The school had formerly been one of three universities under a federation agreement with Laurentian University. That agreement was dissolved in February this year when Laurentian filed for insolvency, leaving the federated schools with an uncertain future and a financial crunch since much of their funding came from Laurentian.
Miville took over the reins at the school in June from Fr. John Meehan, whose two-year term as the university’s president ended this summer and who championed the return to the school’s francophone origins. He has since been appointed as director of the Bill Graham Centre for Contemporary International History at Trinity College at the University of Toronto.

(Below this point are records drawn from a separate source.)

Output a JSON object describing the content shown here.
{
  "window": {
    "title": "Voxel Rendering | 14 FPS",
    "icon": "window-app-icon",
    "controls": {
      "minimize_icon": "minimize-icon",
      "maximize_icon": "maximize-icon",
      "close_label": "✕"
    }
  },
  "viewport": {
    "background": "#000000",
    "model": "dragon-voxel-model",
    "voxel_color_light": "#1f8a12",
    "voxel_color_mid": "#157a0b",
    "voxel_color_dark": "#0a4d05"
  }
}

“The Jesuits of Canada understand that the circumstances created by the dissolution of the federation agreement by Laurentian University forced U de Sudbury to make some difficult choices,” said the Jesuits in a statement. “The direction taken by the board of the U de Sudbury is the most likely to ensure its future and the future of French language university level education in Northern Ontario. While our previous relationship with U de Sudbury has come to an end with the end of Fr. Meehan’s tenure, we look forward to finding creative ways to collaborate with this historic institution through the local Jesuit community.”
Miville said the Ontario government was very clear that provincial funding for the university depends on it being independent and non-denominational.
“The adoption of this new framework is one more step in fulfilling the commitment of our Board of Regents and the Franco-Ontarian community to have a French-language university as soon as possible,” he said in a statement.
The University of Sudbury began in 1913 as Collège du Sacré-Coeur, a francophone academy that prepared young Franco-Ontarian men for higher education. Under the care of the Quebec province of the Jesuits, it began granting its own university degrees in 1957 and was one of the founding federated schools that led to the birth of the bilingual public Laurentian University in 1960.